A Patent is a tax .... and a monopoly .... and a burocratic drag on commerce .... you can't own an idea .... nor a word .... you can own a secret ! Patents are Crony-Socialist monopolies .... there are many, many, free market ways to protect the advantage of your business secrets !
It's hard not to be cynical about this, but I will say that the drug companies are having their way with us right now. The prices of generic drugs are crazy high. Hayman capitals' performance hasn't been great the last few years. Hopefully Kyle gets back on track soon. I would have done a lot better in a mindless index or dividend fund.

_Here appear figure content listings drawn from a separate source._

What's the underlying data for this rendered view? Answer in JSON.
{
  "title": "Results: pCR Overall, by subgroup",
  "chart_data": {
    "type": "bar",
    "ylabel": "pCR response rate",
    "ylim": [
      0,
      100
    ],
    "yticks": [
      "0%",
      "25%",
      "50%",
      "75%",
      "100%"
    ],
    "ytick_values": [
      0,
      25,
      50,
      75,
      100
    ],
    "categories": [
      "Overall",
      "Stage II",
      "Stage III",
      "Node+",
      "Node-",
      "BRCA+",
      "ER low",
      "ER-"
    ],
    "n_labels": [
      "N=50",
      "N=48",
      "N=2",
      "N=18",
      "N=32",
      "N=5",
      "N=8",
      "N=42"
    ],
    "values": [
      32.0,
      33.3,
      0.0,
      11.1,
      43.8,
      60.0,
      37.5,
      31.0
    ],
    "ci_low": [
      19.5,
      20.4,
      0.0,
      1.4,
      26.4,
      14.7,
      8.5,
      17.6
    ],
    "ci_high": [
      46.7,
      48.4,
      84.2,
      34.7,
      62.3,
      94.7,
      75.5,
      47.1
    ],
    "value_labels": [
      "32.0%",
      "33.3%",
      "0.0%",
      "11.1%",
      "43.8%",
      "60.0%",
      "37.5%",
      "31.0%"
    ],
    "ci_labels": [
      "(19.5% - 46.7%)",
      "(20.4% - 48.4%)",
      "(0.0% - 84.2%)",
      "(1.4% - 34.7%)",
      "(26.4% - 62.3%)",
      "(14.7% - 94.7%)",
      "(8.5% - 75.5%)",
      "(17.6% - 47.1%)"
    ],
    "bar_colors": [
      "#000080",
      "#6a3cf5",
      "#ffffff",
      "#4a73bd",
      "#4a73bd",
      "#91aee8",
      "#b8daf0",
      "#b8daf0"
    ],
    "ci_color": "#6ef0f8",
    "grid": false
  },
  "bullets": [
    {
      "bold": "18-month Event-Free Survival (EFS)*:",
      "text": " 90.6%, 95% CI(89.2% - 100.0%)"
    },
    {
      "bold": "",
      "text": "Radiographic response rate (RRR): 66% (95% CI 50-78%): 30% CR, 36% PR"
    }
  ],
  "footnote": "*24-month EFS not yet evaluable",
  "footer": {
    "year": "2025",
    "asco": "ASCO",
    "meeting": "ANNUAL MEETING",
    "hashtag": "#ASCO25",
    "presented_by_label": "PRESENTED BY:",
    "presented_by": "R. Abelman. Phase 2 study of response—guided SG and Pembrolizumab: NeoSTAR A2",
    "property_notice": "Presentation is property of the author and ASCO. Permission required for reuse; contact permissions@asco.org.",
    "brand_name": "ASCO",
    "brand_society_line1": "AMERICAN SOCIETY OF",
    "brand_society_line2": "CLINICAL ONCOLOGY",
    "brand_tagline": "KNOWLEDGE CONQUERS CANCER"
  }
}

Direxion is coming out with a new 3x leveraged bear etf for biotech stocks.....maybe something to think about.
Why do that? Just create a basket of biotech funds that are valued at over 1 billion dollars that have NO REVENUES and short them equally. It will perform way better tham that ETF. Why short the Amgens of the world? Short the shit!
The Direxeion 3x Bull and Bear ETF's will be tracking the same index as XBI, not IBB. XBI is an equal weigh index that is mostly small cap bio's. Not like IBB which holds soemthing like 9% in just BIIB, etc. So, it would be similar to your proposal.
Although, I'll be taking the 3x Bull and not the bear :) XBI is my best performing asset this last year. And I don't think the train has stopped. Bubble? Maybe. Crashing in the next few months? Nope
My next growth plays will be SLVO and AGQ. SLVO pays out 15-25% a year holding SLV shares and doing 6% otm covered calls 40-50 days out, so you have appreciation and income. AGQ came from a high of 700's and is in the 20's (i think), a lot of growth there...
You should not be able to patent:
Nature
knowledge
All patents should have a max 2 year grace period then expire with no ability to renew. . . or a royalty system built in, anyone who uses the idea / design pays a royalty fee(flat rate% on sales/profits from idea)
This is the best model . . . to avoid good ideas sitting on shelfs indefinitely.
A friend recently told me of a water powered car he had driven in in the 80s, car company bought idea off guy who designed it and it has never seen the light of day. He got an obcene amount of money and i'm guessing if he didnt take the money he would not have lived another day (as has happen to other water driven motor designers). Me wonders how many other designs are sitiing on shelves and how many lives would not have been lost if they were developed. I'm guessing the military industrial complex would not have a need if they were developed.
"The FDA gave URL a three year exclusive patent on colchinine in 2010"
The FDA does not give or issue patents.